The House passed the National Defense Authorization Act (H.R. 2500) today in a 220-197 vote along party lines.
The bill as passed contains some important provisions federal employees will want to know about. These provisions were added as amendments to the bill, and the list of them has grown to be so lengthy and has been changing so frequently that the House Armed Services Committee set up an amendment tracker to describe the list of amendments to the bill along with their respective statuses. As of the time of this writing, said amendment tracker is 45 pages long.
Paid Family Leave
Efforts have been going on in Congress for more than a decade to provide paid family leave to federal employees. The bill as passed contained an amendment which would give federal workers 12 weeks of paid family leave for the birth or adoptions of a child and/or to care for a sick family member.
Blocking OPM/GSA Merger
The bill as passed also contains an amendment offered by Congressman Gerry Connolly (D-VA) to block the Trump administration’s proposed restructuring of the Office of Personnel Management to move some of its functions into the General Services Administration.
Previous reports said that the merger between the agencies could potentially result in furloughs for some employees at OPM, however, the administration said this would be a last resort that it hoped to avoid through an agreement with Congress.
FEHB Coverage During a Shutdown
An amendment from Congresswoman Katherine Clark (D-MA) would ensure that federal employees may enroll in the Federal Employee Health Benefits Program (FEHB) should they experience a qualifying life event during a partial government shutdown. It also prohibits the loss of life insurance coverage, dental, vision, and long-term care benefits for federal employees in the case of a lapse in federal appropriations.
Military Pay Raise
The bill that passed contains a 3.1% pay increase for the military for next year, the same raise that the House passed previously for federal employees in 2020.
Before getting too excited about the bill, keep in mind that it will now have to go before the Senate and also be signed into law by President Trump if and when it passes the Senate.

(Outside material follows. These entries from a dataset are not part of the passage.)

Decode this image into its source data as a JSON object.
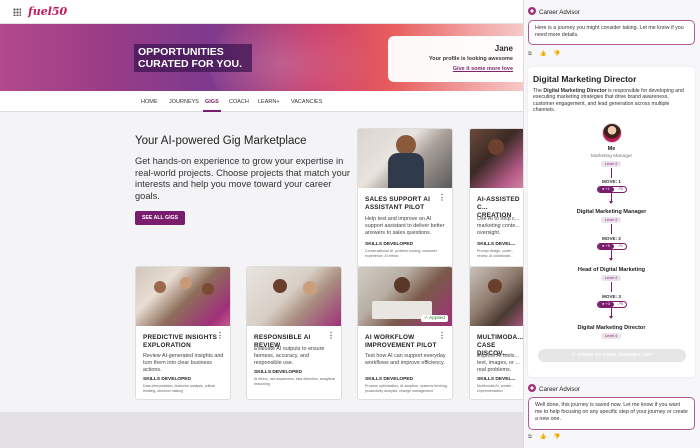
{
  "app": {
    "logo": "fuel50"
  },
  "hero": {
    "title": "OPPORTUNITIES CURATED FOR YOU.",
    "profile_name": "Jane",
    "profile_text": "Your profile is looking awesome",
    "profile_link": "Give it some more love"
  },
  "nav": {
    "items": [
      {
        "label": "HOME"
      },
      {
        "label": "JOURNEYS"
      },
      {
        "label": "GIGS"
      },
      {
        "label": "COACH"
      },
      {
        "label": "LEARN+"
      },
      {
        "label": "VACANCIES"
      }
    ],
    "active": "GIGS"
  },
  "intro": {
    "title": "Your AI-powered Gig Marketplace",
    "body": "Get hands-on experience to grow your expertise in real-world projects. Choose projects that match your interests and help you move toward your career goals.",
    "button": "SEE ALL GIGS"
  },
  "cards": [
    {
      "title": "SALES SUPPORT AI ASSISTANT PILOT",
      "desc": "Help test and improve an AI support assistant to deliver better answers to sales questions.",
      "skills_label": "SKILLS DEVELOPED",
      "skills": "Conversational AI, problem solving, customer experience, AI ethics"
    },
    {
      "title": "AI-ASSISTED C... CREATION",
      "desc": "Use AI to help c... marketing conte... oversight.",
      "skills_label": "SKILLS DEVEL...",
      "skills": "Prompt design, conte... review, AI collaborati..."
    },
    {
      "title": "PREDICTIVE INSIGHTS EXPLORATION",
      "desc": "Review AI-generated insights and turn them into clear business actions.",
      "skills_label": "SKILLS DEVELOPED",
      "skills": "Data interpretation, business analysis, critical thinking, decision making"
    },
    {
      "title": "RESPONSIBLE AI REVIEW",
      "desc": "Evaluate AI outputs to ensure fairness, accuracy, and responsible use.",
      "skills_label": "SKILLS DEVELOPED",
      "skills": "AI ethics, risk awareness, bias detection, analytical reasoning"
    },
    {
      "title": "AI WORKFLOW IMPROVEMENT PILOT",
      "desc": "Test how AI can support everyday workflows and improve efficiency.",
      "skills_label": "SKILLS DEVELOPED",
      "skills": "Process optimization, AI adoption, systems thinking, productivity analysis, change management",
      "badge": "✓ Applied"
    },
    {
      "title": "MULTIMODA... CASE DISCOV...",
      "desc": "Explore AI tools... text, images, or ... real problems.",
      "skills_label": "SKILLS DEVEL...",
      "skills": "Multimodal AI, creativ... experimentation"
    }
  ],
  "panel": {
    "advisor_label": "Career Advisor",
    "message_1": "Here is a journey you might consider taking. Let me know if you need more details.",
    "feedback_icons": "⧉ 👍 👎",
    "journey": {
      "title": "Digital Marketing Director",
      "desc_prefix": "The ",
      "desc_bold": "Digital Marketing Director",
      "desc_rest": " is responsible for developing and executing marketing strategies that drive brand awareness, customer engagement, and lead generation across multiple channels.",
      "me_label": "Me",
      "me_role": "Marketing Manager",
      "me_level": "Level 4",
      "steps": [
        {
          "move": "MOVE: 1",
          "pill_on": "● +1",
          "pill_off": "↗5",
          "name": "Digital Marketing Manager",
          "level": "Level 4"
        },
        {
          "move": "MOVE: 2",
          "pill_on": "● +5",
          "pill_off": "↗1",
          "name": "Head of Digital Marketing",
          "level": "Level 4"
        },
        {
          "move": "MOVE: 3",
          "pill_on": "● +3",
          "pill_off": "↗5",
          "name": "Digital Marketing Director",
          "level": "Level 4"
        }
      ],
      "save_button": "✓ SAVED TO YOUR JOURNEY LIST"
    },
    "message_2": "Well done, this journey is saved now. Let me know if you want me to help focusing on any specific step of your journey or create a new one."
  },
  "colors": {
    "brand": "#7b1d6e",
    "accent": "#c2185b"
  }
}
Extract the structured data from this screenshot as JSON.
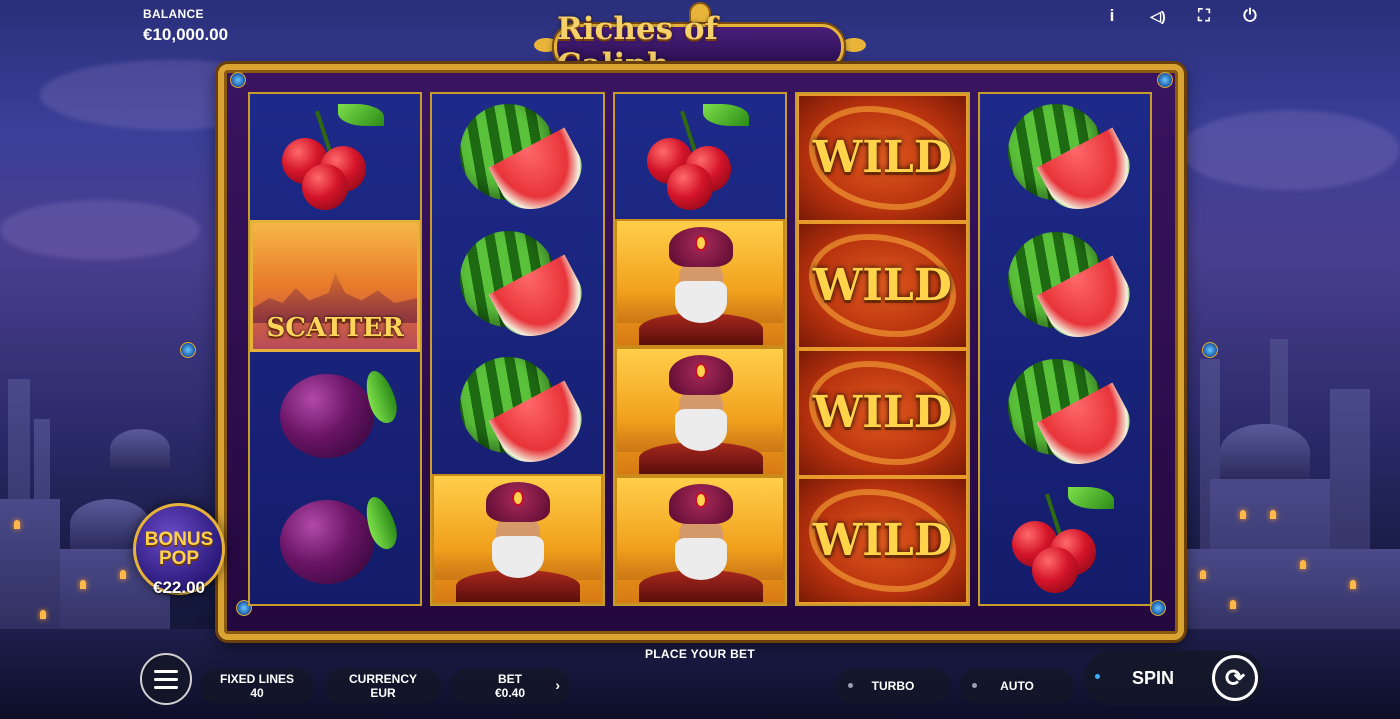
{
  "header": {
    "balance_label": "BALANCE",
    "balance_value": "€10,000.00",
    "title": "Riches of Caliph",
    "icons": [
      {
        "name": "info-icon",
        "glyph": "i"
      },
      {
        "name": "sound-icon",
        "glyph": "◁)"
      },
      {
        "name": "fullscreen-icon",
        "glyph": "⛶"
      },
      {
        "name": "power-icon",
        "glyph": "⏻"
      }
    ]
  },
  "reels": [
    [
      "cherry",
      "scatter",
      "plum",
      "plum"
    ],
    [
      "watermelon",
      "watermelon",
      "watermelon",
      "caliph"
    ],
    [
      "cherry",
      "caliph",
      "caliph",
      "caliph"
    ],
    [
      "wild",
      "wild",
      "wild",
      "wild"
    ],
    [
      "watermelon",
      "watermelon",
      "watermelon",
      "cherry"
    ]
  ],
  "symbols": {
    "scatter_label": "SCATTER",
    "wild_label": "WILD"
  },
  "bonus_pop": {
    "title_line1": "BONUS",
    "title_line2": "POP",
    "value": "€22.00"
  },
  "controls": {
    "place_bet": "PLACE YOUR BET",
    "fixed_lines_label": "FIXED LINES",
    "fixed_lines_value": "40",
    "currency_label": "CURRENCY",
    "currency_value": "EUR",
    "bet_label": "BET",
    "bet_value": "€0.40",
    "turbo_label": "TURBO",
    "auto_label": "AUTO",
    "spin_label": "SPIN"
  },
  "colors": {
    "gold": "#d9a431",
    "frame_purple": "#3a1460",
    "reel_blue": "#1e2a8a",
    "spin_indicator": "#3ab0ff"
  }
}
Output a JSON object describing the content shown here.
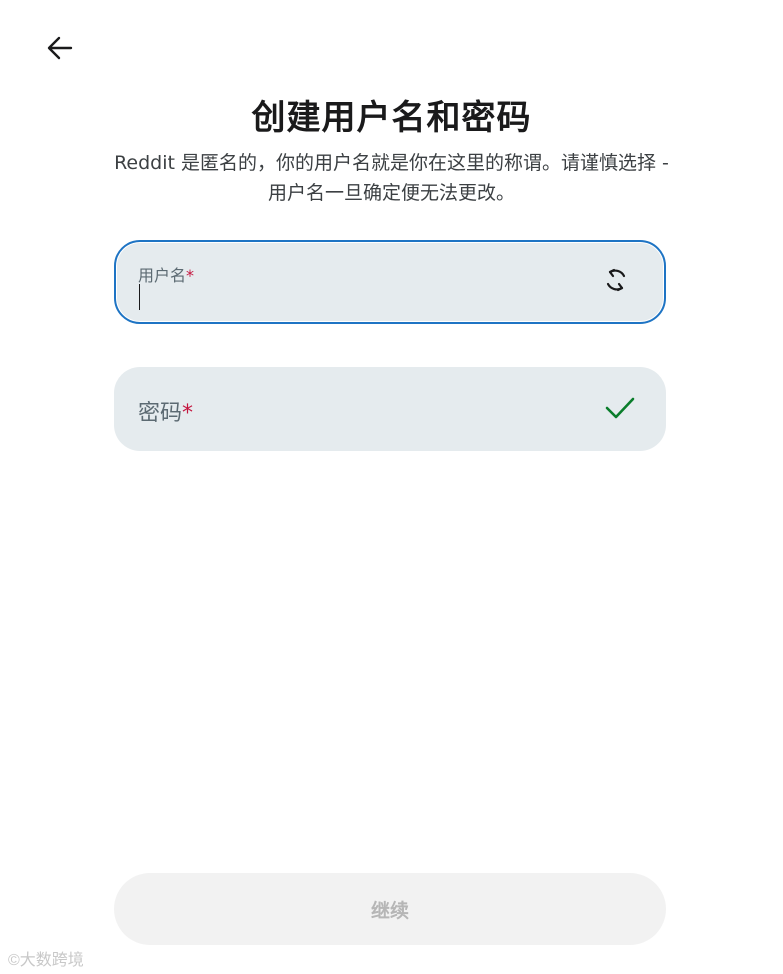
{
  "header": {
    "title": "创建用户名和密码",
    "subtitle": "Reddit 是匿名的，你的用户名就是你在这里的称谓。请谨慎选择 - 用户名一旦确定便无法更改。"
  },
  "form": {
    "username": {
      "label": "用户名",
      "required_mark": "*",
      "value": "",
      "icon": "refresh-icon"
    },
    "password": {
      "label": "密码",
      "required_mark": "*",
      "value": "",
      "icon": "checkmark-icon",
      "icon_color": "#0a7d2b"
    }
  },
  "actions": {
    "continue_label": "继续"
  },
  "watermark": {
    "text": "©大数跨境"
  },
  "colors": {
    "focus_border": "#1e74c4",
    "field_bg": "#e5ebee",
    "required": "#c4163f",
    "disabled_button_bg": "#f2f2f2",
    "disabled_button_text": "#b6b6b6"
  }
}
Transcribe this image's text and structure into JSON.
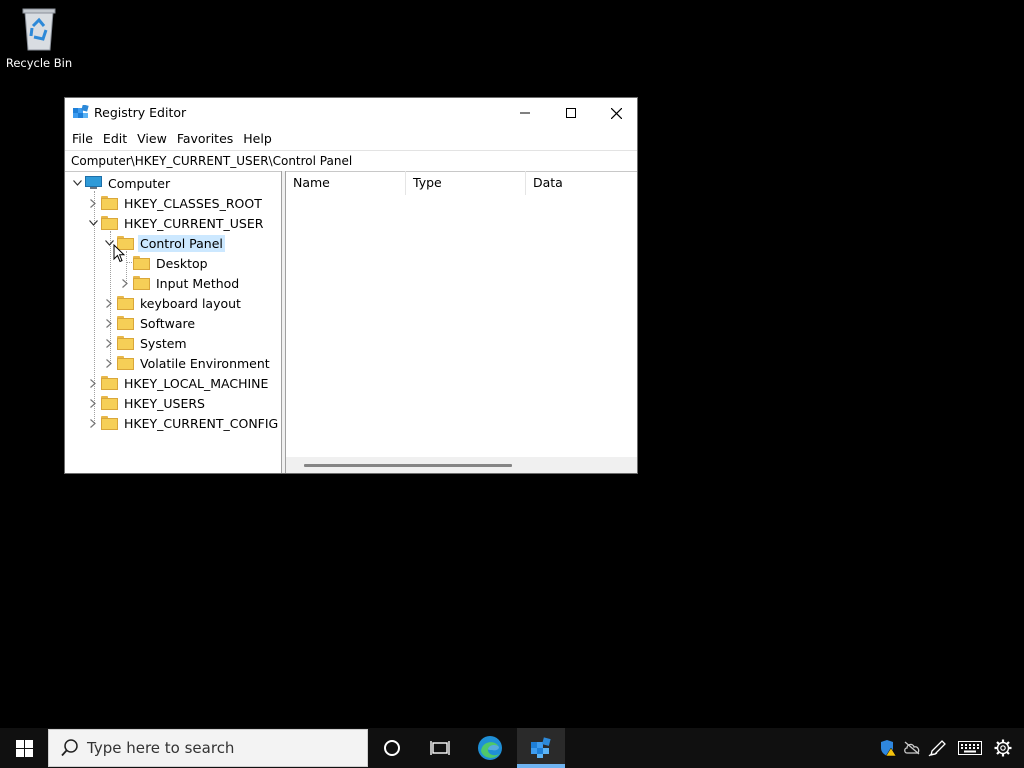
{
  "desktop": {
    "recycle_bin_label": "Recycle Bin"
  },
  "window": {
    "title": "Registry Editor",
    "menu": [
      "File",
      "Edit",
      "View",
      "Favorites",
      "Help"
    ],
    "address": "Computer\\HKEY_CURRENT_USER\\Control Panel",
    "tree": {
      "computer": "Computer",
      "hkcr": "HKEY_CLASSES_ROOT",
      "hkcu": "HKEY_CURRENT_USER",
      "control_panel": "Control Panel",
      "desktop": "Desktop",
      "input_method": "Input Method",
      "keyboard_layout": "keyboard layout",
      "software": "Software",
      "system": "System",
      "volatile_environment": "Volatile Environment",
      "hklm": "HKEY_LOCAL_MACHINE",
      "hku": "HKEY_USERS",
      "hkcc": "HKEY_CURRENT_CONFIG"
    },
    "columns": [
      "Name",
      "Type",
      "Data"
    ]
  },
  "taskbar": {
    "search_placeholder": "Type here to search"
  },
  "colors": {
    "accent": "#0078d7",
    "selection": "#cce8ff",
    "taskbar": "#101010"
  }
}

The White House has threatened to veto the bill in its current form. A recent policy statement on the bill said that the president’s advisors would recommend that he veto it. The document did not address the provisions cited above that impact federal workers.
“The level of funding that would be authorized by the bill—a total of $733 billion for national defense—is $17 billion below the Fiscal Year (FY) 2020 Budget request and would not fully support critical national security priorities,” reads part of the policy statement.